The utility of deep-time global paleotidal modeling is evaluated with a series of modeling experiments focused on the Early Cretaceous (Aptian). The results from a series of paleobathymetry sensitivity experiments indicate that, despite paleogeographic and paleobathymetric uncertainty, appropriate use of global paleotidal models complements and enhances stratigraphic and sedimentological methods.
Before being applied to global paleotidal modeling, the Imperial College Ocean Model (ICOM) is validated for the computation of modern global tides. The ICOM results only deviate slightly from a “state-of-the-art” published model and were achieved with considerably less computational expense and without data assimilation.

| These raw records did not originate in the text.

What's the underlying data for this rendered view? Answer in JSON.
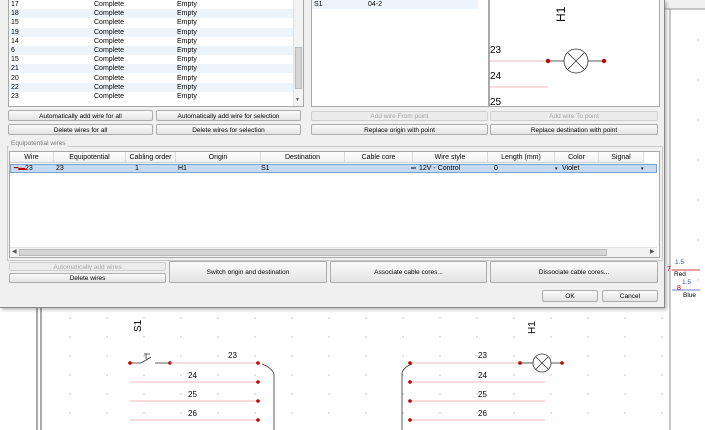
{
  "wire_list": {
    "rows": [
      {
        "id": "17",
        "status": "Complete",
        "type": "Empty"
      },
      {
        "id": "18",
        "status": "Complete",
        "type": "Empty"
      },
      {
        "id": "15",
        "status": "Complete",
        "type": "Empty"
      },
      {
        "id": "19",
        "status": "Complete",
        "type": "Empty"
      },
      {
        "id": "14",
        "status": "Complete",
        "type": "Empty"
      },
      {
        "id": "6",
        "status": "Complete",
        "type": "Empty"
      },
      {
        "id": "15",
        "status": "Complete",
        "type": "Empty"
      },
      {
        "id": "21",
        "status": "Complete",
        "type": "Empty"
      },
      {
        "id": "20",
        "status": "Complete",
        "type": "Empty"
      },
      {
        "id": "22",
        "status": "Complete",
        "type": "Empty"
      },
      {
        "id": "23",
        "status": "Complete",
        "type": "Empty"
      }
    ]
  },
  "buttons": {
    "auto_add_all": "Automatically add wire for all",
    "auto_add_selection": "Automatically add wire for selection",
    "delete_all": "Delete wires for all",
    "delete_selection": "Delete wires for selection",
    "add_from_point": "Add wire From point",
    "add_to_point": "Add wire To point",
    "replace_origin": "Replace origin with point",
    "replace_destination": "Replace destination with point",
    "auto_add_wires": "Automatically add wires",
    "delete_wires": "Delete wires",
    "switch": "Switch origin and destination",
    "associate": "Associate cable cores...",
    "dissociate": "Dissociate cable cores...",
    "ok": "OK",
    "cancel": "Cancel"
  },
  "mapping": {
    "origin": "S1",
    "pin": "04-2"
  },
  "schematic_preview": {
    "component": "H1",
    "wires": [
      "23",
      "24",
      "25"
    ]
  },
  "equipotential": {
    "group_title": "Equipotential wires",
    "columns": [
      "Wire",
      "Equipotential",
      "Cabling order",
      "Origin",
      "Destination",
      "Cable core",
      "Wire style",
      "Length (mm)",
      "Color",
      "Signal"
    ],
    "row": {
      "wire": "23",
      "equipotential": "23",
      "cabling_order": "1",
      "origin": "H1",
      "destination": "S1",
      "cable_core": "",
      "wire_style": "12V - Control",
      "length": "0",
      "color": "Violet",
      "signal": ""
    }
  },
  "background": {
    "left_component": "S1",
    "right_component": "H1",
    "wires": [
      "23",
      "24",
      "25",
      "26"
    ],
    "right_panel": {
      "section1": "1.5",
      "num1": "7",
      "color1": "Red",
      "num2": "8",
      "section2": "1.5",
      "color2": "Blue"
    }
  },
  "colors": {
    "accent": "#c00000",
    "wire_line": "#e8a0a8",
    "selection": "#c5d9f1"
  }
}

The results from global paleotidal modeling of the Early Cretaceous (Aptian) were assessed by comparison with the published geological record. ICOM predicts high mesotidal to macrotidal ranges on the Arabian Platform, around India (especially to the north and west), along the Pacific coast between North and South America, northeast of Australia, and around Southeast Asia. The model predicts low microtidal ranges in the proto-South Atlantic Ocean and Weddell Sea.
A further validation test assessed the ability of the model to predict the dominant tidal constituents (diurnal or semidiurnal) in the Aptian “Lower Greensand Seaway” of southeastern England and Northern France. During the Aptian this region was connected to the Boreal, Proto-Atlantic, and Neotethys oceans and now preserves superbly documented tidal deposits. The model predicts low microtidal ranges in the proto-Central Atlantic Ocean and Boreal Ocean, suggesting that they had little impact on tides in the Lower Greensand Seaway. Higher tidal amplitudes, especially of diurnal (once-daily) tides, are predicted in the northwestern Neotethys Ocean, suggesting that this ocean was an important source of tidal energy to the Lower Greensand Seaway. Sensitivity tests to paleogeographic and paleobathymetric uncertainty indicate that the model predictions are robust. The prediction of predominantly diurnal tides is supported by published analyses of large dune-scale deposits in the Lower Greensand of southeast England.